Briana disappears and I’m back on the couch, birds laughing. Hattie sat on the couch, facing me. “Alice, are you feeling ok?” She took me in with her deep brown eyes.
“Fine, I feel fine.” I clasped my fingers in my lap.
She didn’t respond at first. “I saw you running past the welcome station. Jackie said you didn’t eat hardly anything off your plate. Would you like some yogurt? Or maybe an apple?”
I laugh. “I don’t need an apple.”
She kept studying me. “Well it looks like maybe you could use a rest. Why don’t we go to your room and lie down for a bit.” She stood and held her palm to me.
I looked at the birds. They’re sneering at me, laughing sounds of derision. I placed my palm in Hattie’s, so smooth and soft, and she braced me as I stood.

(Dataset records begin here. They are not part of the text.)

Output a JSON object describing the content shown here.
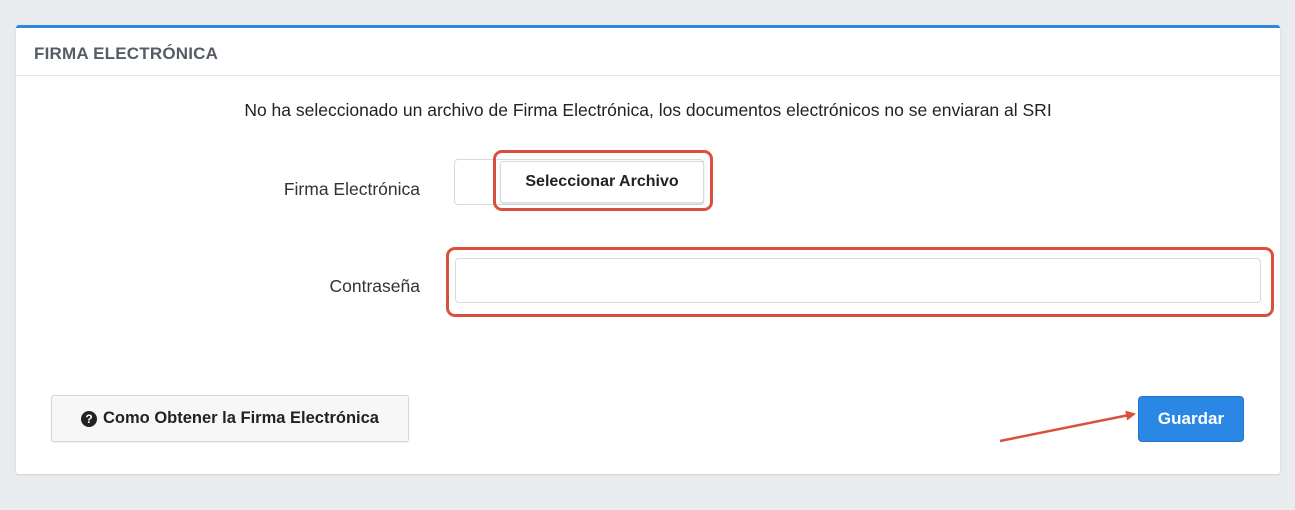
{
  "card": {
    "title": "FIRMA ELECTRÓNICA",
    "notice": "No ha seleccionado un archivo de Firma Electrónica, los documentos electrónicos no se enviaran al SRI"
  },
  "form": {
    "signature_label": "Firma Electrónica",
    "select_file_label": "Seleccionar Archivo",
    "password_label": "Contraseña",
    "password_value": ""
  },
  "footer": {
    "help_icon": "question-circle-icon",
    "help_button_label": "Como Obtener la Firma Electrónica",
    "save_button_label": "Guardar"
  },
  "annotations": {
    "highlight_color": "#d9503f"
  },
  "colors": {
    "accent": "#2a87e3",
    "background": "#e9ecef"
  }
}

When we got to my room she walked to the window. “Looks like rain. Do you want the curtains open or closed?”
“Open.” I sat on my bed.
“Alright. If you’re up by three you can head to the chapel. We’ve got a musician coming today.” She turned, studied me for a moment, saw me searching the wall. “Alright then. We’ll see you soon.”
I waited for the clasp of the door before moving. And they started again. Faint at first, but I was ready. Laughter. Ridicule. Mockery.
“Shut up,” I spat.
Then more of them, louder.
“Shut up shut up shut up!” I lunged at them scraping my nails against the drywall trying to rip them out forever, but as pieces of hard white chalk ripped under my nails and left blood trails on the wall, but they only got more hysterical. They surround me, swallow me in their whirling sounds like waves pushing me to the bottom of the ocean and I can’t breathe but the smell of roses and talcum powder chokes me and I’m drowning in her long brown hair and her laughter shimmers over me and there’s so much blood everywhere, blood in her hair, the blood that stains forever on the white bedsheet flapping on the clothesline, but the house is empty, emptier than it’s ever been and she’s gone forever and my ribs crack under the weight of this loneliness. Take me with you. Take me with you. Please, take me with you.